# Has anyone planed a plastic cutting board? HDPE



## Rob1 (Feb 4, 2009)

I found some inexpensive cutting boards to use for jig bases. These have a textured surface and need to be planed in order to use them for jigs. Has anyone run these through their planer ? Any horror stories out there ?

Thanks in advance.

Robert
Eastchester, NY


----------



## cstrang (Sep 22, 2009)

I have never put plastic through a planer but there is a little voice in my head telling me not to, plastic isn't like wood, it chips out and it could corrode your knives or worse, chip them. I haven't had any experience with this so I could be wrong but this is what my gut is telling me. I use MDF for most of my jigs, it is inexpensive and comes in a variety of thicknesses, plus it can really take a beating.


----------



## RetiredCoastie (Sep 7, 2009)

I purchased some of the material you're talking about from "Tap Plastics" here in Portland Or. I asked about working it with wood working tools and they said that's what they use, but what I would do is contact a plastics company that handles HDPE and ask them about using a planner. I do know it cuts well on my TS and it turns great on the lathe.


----------



## GaryC (Dec 31, 2008)

Some of that stuff gets hot and can stick to blades. Just make sure it won't do that.


----------



## bigike (May 25, 2009)

i work with plastics everyday, and i hand planed that stuff before came out good but it would have been nicer if i held it down with a better bench but u can put it through the planer just take light cuts it should shoot out scraps like wood but curled up this is what happens when we rout it on the cnc and joint it on a delta jointer just remember light cuts the router is the only thing we take deep cuts on cuz its cutting different i have some in my shop and i'll put it through the planer before u do and let u know for shure how it comes out if u want cuz i have access to it so if i mess up something its cool cuz i can get more or what ever i think if anything the pc will mess up before the machine does but get back to me?


----------



## SteveMI (May 19, 2009)

Depending on the actual plastic type it could explode in the planer and cause a mess. Don't think it would hurt the blades. HDPE would be friendly, but many of the others like Lexan can become brittle.

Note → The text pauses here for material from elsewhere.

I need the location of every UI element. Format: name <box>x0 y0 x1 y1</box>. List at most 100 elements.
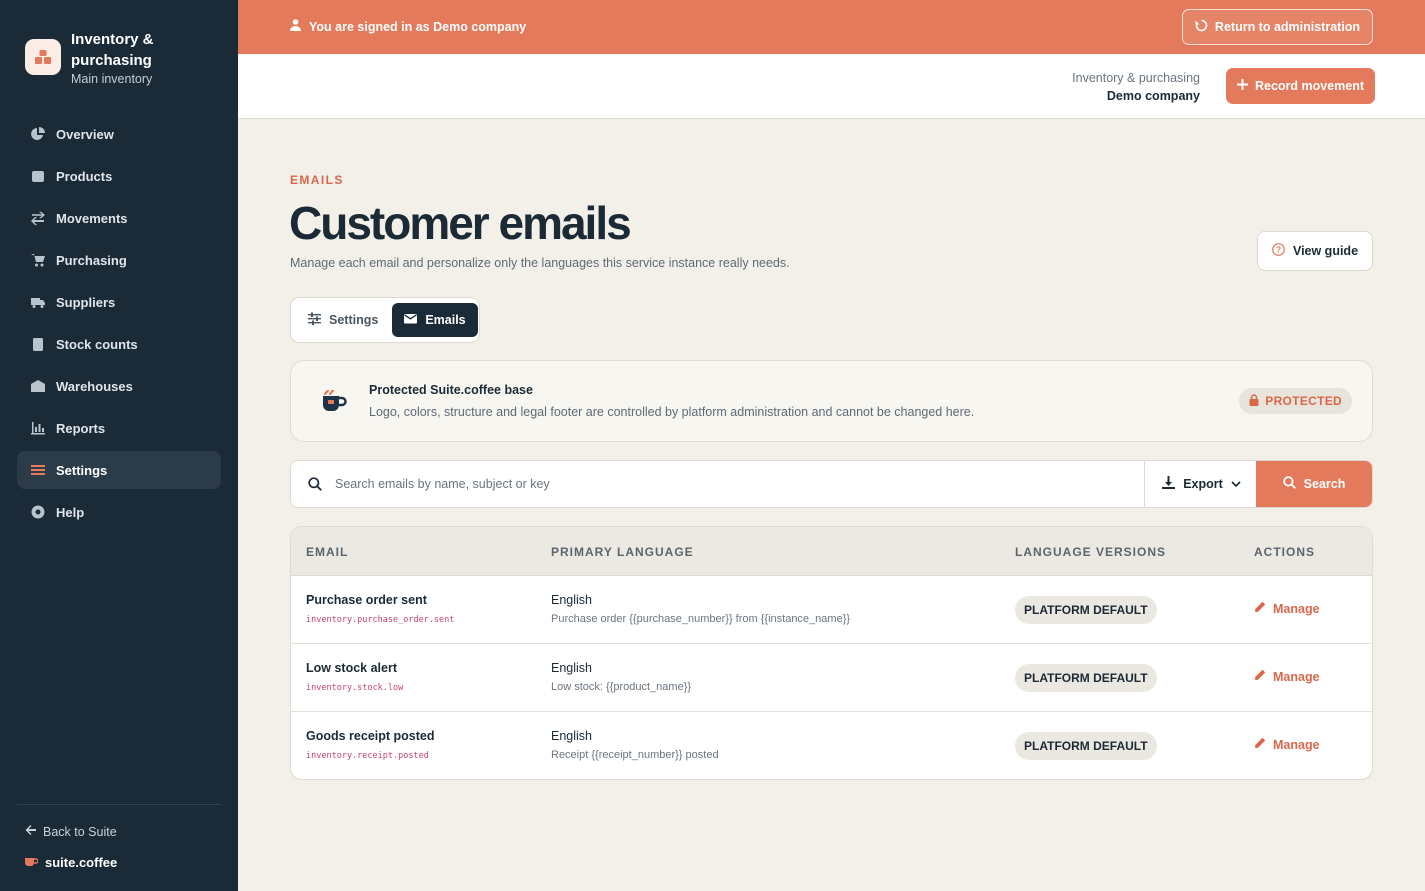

In the midwest there is a lumber chain called Menards that sells solid surface (Corian type) cutting boards cheap and they plane well and work with all other cutting tools.

May want to ask the local kitchen installers if they have any solid surface sink cutouts. Box or donuts or box of pops may set you up.

Steve.


----------



## Rob1 (Feb 4, 2009)

Thanks for all your replies. I'll try my hand plane to get a feel for the material. I don't want to wreck my planer, I can always pay a bit more for HDPE sheets without any texture.

Thanks again
Robert


----------



## toddc (Mar 6, 2007)

I planed 8 UHMW plastic cutting boards for a restaurant earlier this year and it worked out great.

I took light passes on my 12" DeWalt planer and had no problems.

I did have to pull all of the stringy plastic shavings out of the dust collection canister. I have a 2 hp single stage DC with a 1 micron canister filter and the plastic filled both the bag and canister. The flappers did not clear the stuff out I had to reach in to pull it out.

I also double checked the fan to make sure that it was clear and there were no problems there.

I made $75 an hour on that job and it was much cheaper than the restaurant buying new boards.


----------



## FatherHooligan (Mar 27, 2008)

I agree with Todd, the only problems with the UHMW stuff is cleaning up afterwards…I still have staticy bits of orange plastic in my DC and in odd corners of the shop.

Man, Todd, at 75 bucks an hour even if it had knackered the blades you'd still be ahead of the game LOL!


----------